Comics, Reviews

20th Century Men Review: The Tragedy of War

Explore a dark alternate history of the world where extraordinary men walk the frontlines in the war between global superpowers.

20th Century Men #1
Image: Image Comics
By: Javier ReyesFeb 23, 2024, 2:06 AM

20th Century Men

20th Century Men

Writer: Deniz Camp

Artist: Stipan Morian

Publisher: Image Comics

Release Date: May 23, 2023

Page Count: 296

Format: Comic

This beautifully made graphic novel paints a tragic world with superheroes within the turbulent time of the Soviet-Afghan War. It tells a brutal story about the horrors of war and intense patriotism.

Superheroes in comics are often depicted as symbols of hope and peace. Even with intergalactic warlords or crazy clowns threatening death and destruction on the people of comic book worlds, you can always count on superheroes to save the day and send everyone home happy. But in the comic 20th Century Men, creators Deniz Camp and Stipan Morian paint a world where, even with superheroes, there is no escape from the horror and tragedy of war.

Petar PlatonovImage: Image Comics

Story Overview

The story of 20th Century Men is centered on an alternate version of the Soviet-Afghan War during the 1980s. It’s like Apocalypse Now but with cyborgs and superheroes on the front lines. The focal point of the story is super soldier Petar Platonov. Known by his comrades and enemies as the “Iron Star,” Platonov strikes fear on the battlefield with his iron-clad suit of armor that’s more gorilla than man. To the Soviet army, he is a decorated and well-respected war hero. But to the Afghans and Americans, he is a walking, talking, and thinking bomb.

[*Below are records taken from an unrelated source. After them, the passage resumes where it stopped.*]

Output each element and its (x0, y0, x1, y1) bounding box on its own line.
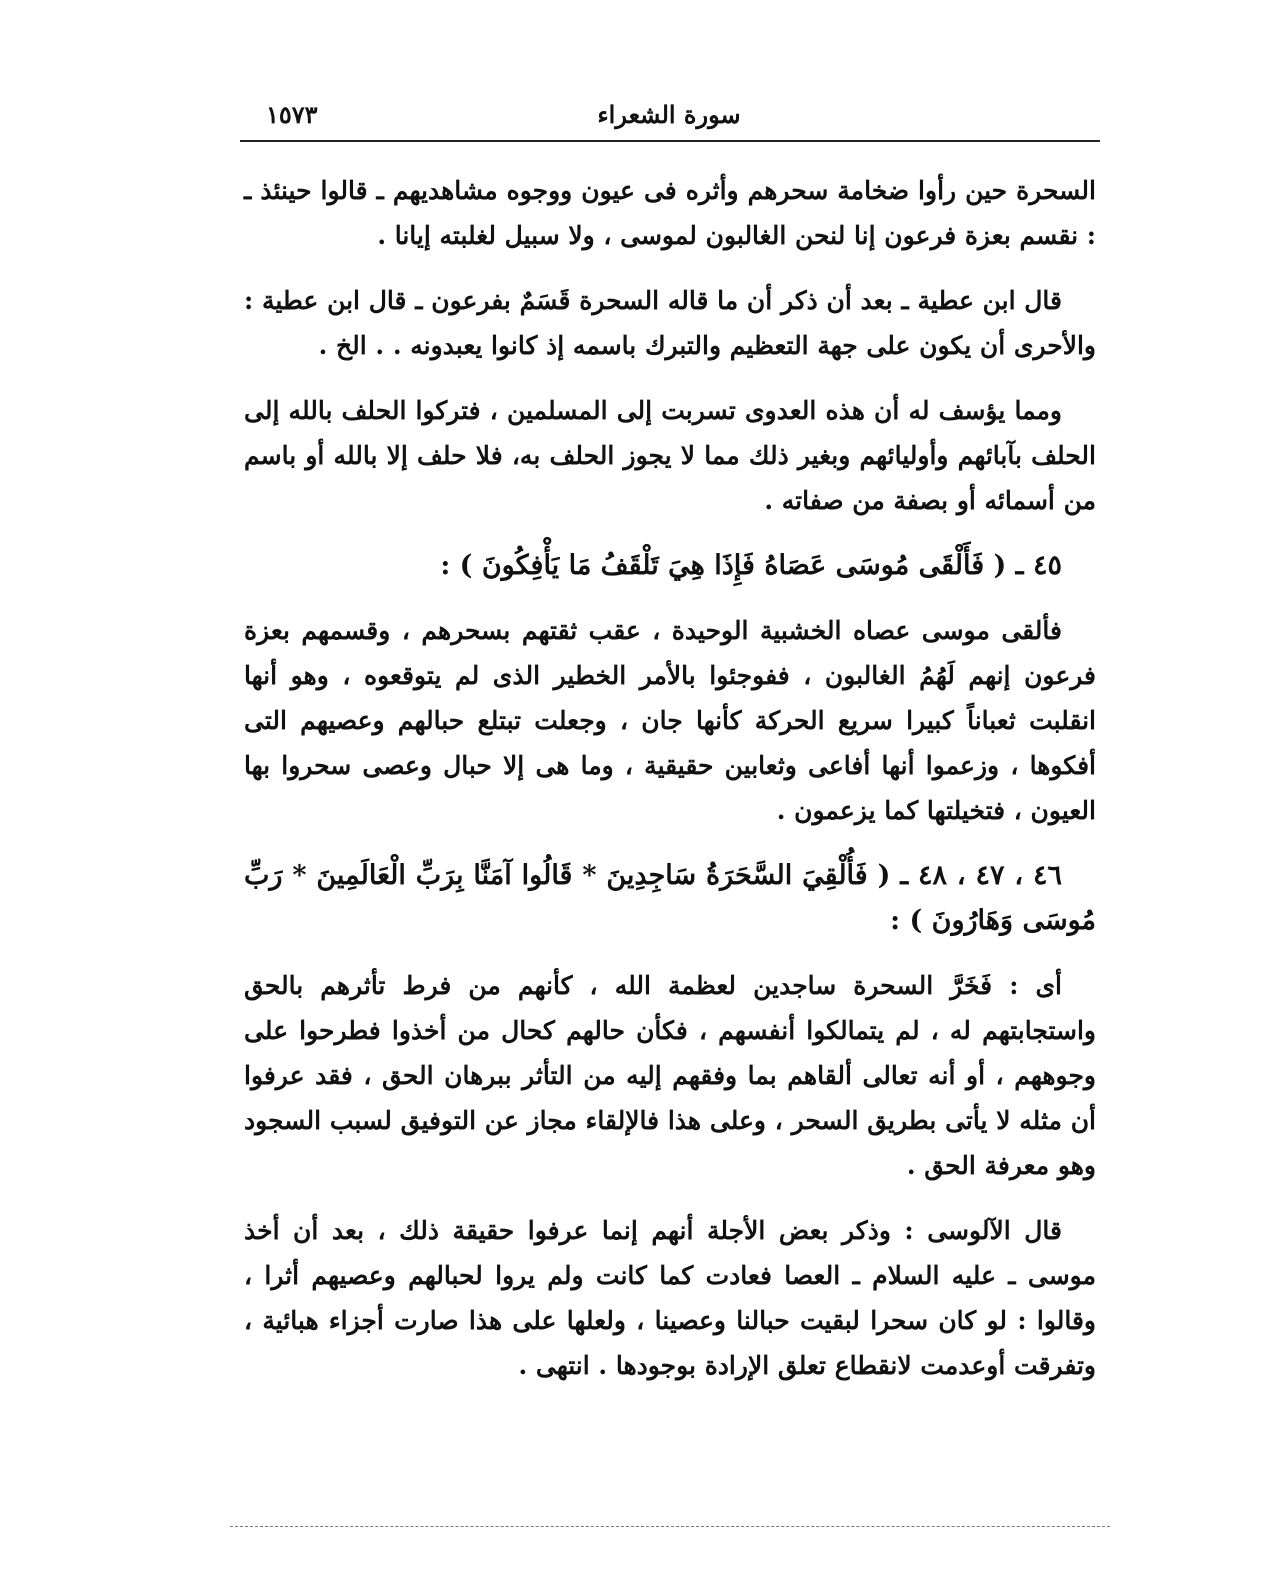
paragraph: قال ابن عطية ـ بعد أن ذكر أن ما قاله السحرة قَسَمٌ بفرعون ـ قال ابن عطية : والأحرى أن يكون على جهة التعظيم والتبرك باسمه إذ كانوا يعبدونه . . الخ . (244, 286, 1096, 360)
surah-title: سورة الشعراء (597, 100, 741, 129)
paragraph: قال الآلوسى : وذكر بعض الأجلة أنهم إنما عرفوا حقيقة ذلك ، بعد أن أخذ موسى ـ عليه السلام ـ العصا فعادت كما كانت ولم يروا لحبالهم وعصيهم أثرا ، وقالوا : لو كان سحرا لبقيت حبالنا وعصينا ، ولعلها على هذا صارت أجزاء هبائية ، وتفرقت أوعدمت لانقطاع تعلق الإرادة بوجودها . انتهى . (244, 1216, 1096, 1380)
paragraph: فألقى موسى عصاه الخشبية الوحيدة ، عقب ثقتهم بسحرهم ، وقسمهم بعزة فرعون إنهم لَهُمُ الغالبون ، ففوجئوا بالأمر الخطير الذى لم يتوقعوه ، وهو أنها انقلبت ثعباناً كبيرا سريع الحركة كأنها جان ، وجعلت تبتلع حبالهم وعصيهم التى أفكوها ، وزعموا أنها أفاعى وثعابين حقيقية ، وما هى إلا حبال وعصى سحروا بها العيون ، فتخيلتها كما يزعمون . (244, 616, 1096, 825)
paragraph: ومما يؤسف له أن هذه العدوى تسربت إلى المسلمين ، فتركوا الحلف بالله إلى الحلف بآبائهم وأوليائهم وبغير ذلك مما لا يجوز الحلف به، فلا حلف إلا بالله أو باسم من أسمائه أو بصفة من صفاته . (244, 396, 1096, 515)
footer-divider (230, 1526, 1110, 1527)
page-header (240, 98, 1098, 138)
page-number: ١٥٧٣ (266, 100, 318, 129)
page-body (244, 168, 1096, 1408)
paragraph: أى : فَخَرَّ السحرة ساجدين لعظمة الله ، كأنهم من فرط تأثرهم بالحق واستجابتهم له ، لم يتمالكوا أنفسهم ، فكأن حالهم كحال من أخذوا فطرحوا على وجوههم ، أو أنه تعالى ألقاهم بما وفقهم إليه من التأثر ببرهان الحق ، فقد عرفوا أن مثله لا يأتى بطريق السحر ، وعلى هذا فالإلقاء مجاز عن التوفيق لسبب السجود وهو معرفة الحق . (244, 971, 1096, 1180)
quran-verse: ٤٦ ، ٤٧ ، ٤٨ ـ ( فَأُلْقِيَ السَّحَرَةُ سَاجِدِينَ * قَالُوا آمَنَّا بِرَبِّ الْعَالَمِينَ * رَبِّ مُوسَى وَهَارُونَ ) : (244, 860, 1096, 936)
paragraph: السحرة حين رأوا ضخامة سحرهم وأثره فى عيون ووجوه مشاهديهم ـ قالوا حينئذ ـ : نقسم بعزة فرعون إنا لنحن الغالبون لموسى ، ولا سبيل لغلبته إيانا . (244, 176, 1096, 250)
header-divider (240, 140, 1100, 142)
quran-verse: ٤٥ ـ ( فَأَلْقَى مُوسَى عَصَاهُ فَإِذَا هِيَ تَلْقَفُ مَا يَأْفِكُونَ ) : (440, 550, 1062, 581)
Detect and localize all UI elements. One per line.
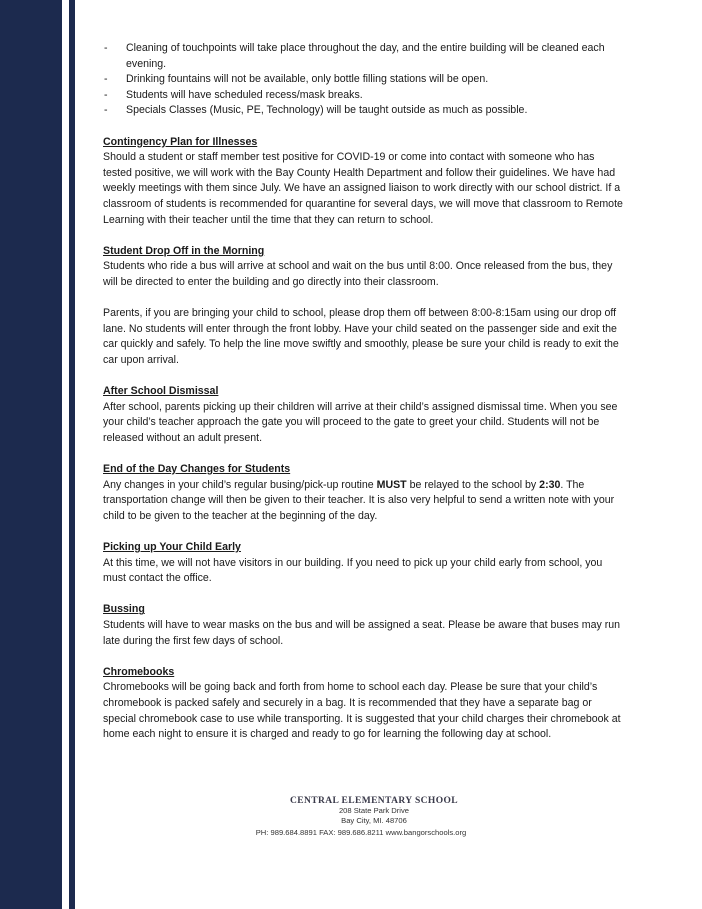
left-decorative-thin-bar <box>69 0 75 909</box>
bullet-item: - Cleaning of touchpoints will take place throughout the day, and the entire building will be cleaned each evening. <box>103 41 625 72</box>
section-body: At this time, we will not have visitors in our building. If you need to pick up your child early from school, you must contact the office. <box>103 556 603 585</box>
emphasis-must: MUST <box>376 478 407 491</box>
section-body: After school, parents picking up their children will arrive at their child’s assigned dismissal time. When you see your child’s teacher approach the gate you will proceed to the gate to greet your child. Students will not be released without an adult present. <box>103 400 618 444</box>
section-heading: Contingency Plan for Illnesses <box>103 135 258 148</box>
section-contingency <box>103 135 625 229</box>
section-heading: After School Dismissal <box>103 385 219 398</box>
section-body: Students will have to wear masks on the bus and will be assigned a seat. Please be aware that buses may run late during the first few days of school. <box>103 618 621 647</box>
section-body: Students who ride a bus will arrive at school and wait on the bus until 8:00. Once released from the bus, they will be directed to enter the building and go directly into their classroom. <box>103 260 613 288</box>
section-heading: End of the Day Changes for Students <box>103 463 291 476</box>
section-body: Should a student or staff member test positive for COVID-19 or come into contact with someone who has tested positive, we will work with the Bay County Health Department and follow their guidelines. We have had weekly meetings with them since July. We have an assigned liaison to work directly with our school district. If a classroom of students is recommended for quarantine for several days, we will move that classroom to Remote Learning with their teacher until the time that they can return to school. <box>103 151 623 226</box>
body-text: Any changes in your child’s regular busing/pick-up routine <box>103 478 377 491</box>
street-address: 208 State Park Drive <box>338 806 410 815</box>
section-heading: Bussing <box>103 603 145 616</box>
section-early-pickup <box>103 540 625 587</box>
bullet-item: - Students will have scheduled recess/mask breaks. <box>103 88 625 104</box>
section-dropoff <box>103 244 625 369</box>
body-text: . The transportation change will then be given to their teacher. It is also very helpful to send a written note with your child to be given to the teacher at the beginning of the day. <box>103 478 615 522</box>
section-body: Chromebooks will be going back and forth from home to school each day. Please be sure that your child’s chromebook is packed safely and securely in a bag. It is recommended that they have a separate bag or special chromebook case to use while transporting. It is suggested that your child charges their chromebook at home each night to ensure it is charged and ready to go for learning the following day at school. <box>103 681 621 741</box>
school-name: CENTRAL ELEMENTARY SCHOOL <box>289 796 459 806</box>
section-heading: Chromebooks <box>103 665 175 678</box>
section-dismissal <box>103 384 625 446</box>
section-changes <box>103 462 625 524</box>
section-body <box>103 478 625 525</box>
city-address: Bay City, MI. 48706 <box>341 816 407 825</box>
section-bussing <box>103 602 625 649</box>
bullet-item: - Drinking fountains will not be available, only bottle filling stations will be open. <box>103 72 625 88</box>
contact-line: PH: 989.684.8891 FAX: 989.686.8211 www.bangorschools.org <box>255 828 467 837</box>
page-footer <box>0 796 702 838</box>
section-body: Parents, if you are bringing your child to school, please drop them off between 8:00-8:15am using our drop off lane. No students will enter through the front lobby. Have your child seated on the passenger side and exit the car quickly and safely. To help the line move swiftly and smoothly, please be sure your child is ready to exit the car upon arrival. <box>103 307 619 366</box>
document-body <box>103 41 625 743</box>
emphasis-time: 2:30 <box>539 478 561 491</box>
safety-bullet-list <box>103 41 625 119</box>
left-decorative-bar <box>0 0 62 909</box>
bullet-item: - Specials Classes (Music, PE, Technology) will be taught outside as much as possible. <box>103 103 625 119</box>
body-text: be relayed to the school by <box>406 478 540 491</box>
section-heading: Student Drop Off in the Morning <box>103 244 265 257</box>
section-chromebooks <box>103 665 625 743</box>
section-heading: Picking up Your Child Early <box>103 541 241 553</box>
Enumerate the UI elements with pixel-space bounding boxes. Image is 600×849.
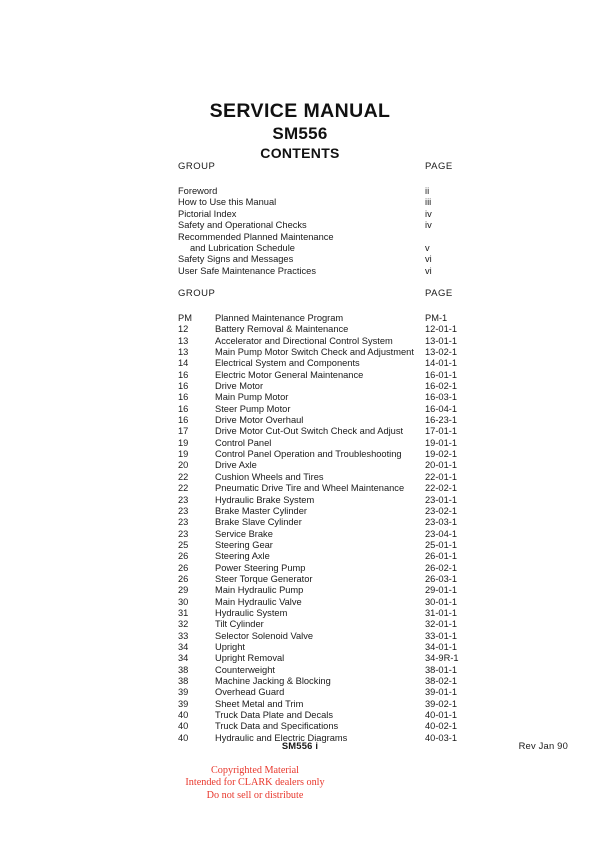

Terrified and threatened by the implications of Platonov’s involvement in the invasion, US President Thomas Goode commands a swift and violent assault on the Soviets. As the former superhero known as The American Dream, Goode bears a fanatical and selfish love for his county. The president stops at nothing to trample anything that gets in America’s way. With the conflict between Americans and Soviets raging on, the Afghans are left to get caught in between.

The  two sides of warImage: Image Comics

Looking at War's Ugly Face

If you’re thinking of diving into 20th Century Men, first set aside a good amount of time to absorb its compelling story. Despite being only a miniseries, the stories and dialogue within the six issues are packed with emotional monologues and political intrigue. Writer Deniz Camp brilliantly weaves a well-rounded narrative about the tragedy of war by exploring the distinct perspectives of the characters he created. The comic is not a story about the heroes or “winners” of war. 20th Century Men is about the damage war causes to people and cultures. The story unabashedly depicts what war really is: an ugly waste of money and human lives. Issue #4’s narrative structure is a specific stand out in the series in how it juxtaposed visuals of war with the conflicting narratives of the battling sides. The beautiful interplay of art and script tell a story that is as heavy, brutal, and thought-provoking as comics can be.

Stipan Morian’s art throughout the series is a sight to behold. He is a wild man with a pen and paintbrush. The comic is filled with plenty of somber moments that are beautifully illustrated with painstaking detail. But Morian will also drastically shift his style, depicting brutal scenes of war that look ugly and frantic. The shifting art style is played up for dramatic effect to match the mood and tone of different scenes. While some people might see his work as inconsistent and messy, Morian’s creative expression is palpable on every page. There is a consistency in his inconsistencies that shows there are methods to his madness. As compelling as Camp’s script is, Morian’s distinct visual storytelling completes the bold identity that makes 20th Century Men stand out from other comic books coming out today.

Petar bursts into battleImage: Image Comics

Final thoughts:

While reading 20th Century Men, I couldn’t help but be reminded of another great graphic novel: Watchmen. The two comics share similar DNA in how they both toy with the concept of injecting superheroes into pivotal times in human history. By blending reality with comic book fiction, 20th Century Men is an experience that’s equally awe-inspiring and terrifying. The boldness of both Deniz Camp and Stipan Morian as storytellers match up perfectly to tell a tale unafraid of showing the ugliness of war and conflict. While it is not the easiest comic book to pick up and read, its compelling narrative grips you with its iron fist from start to finish.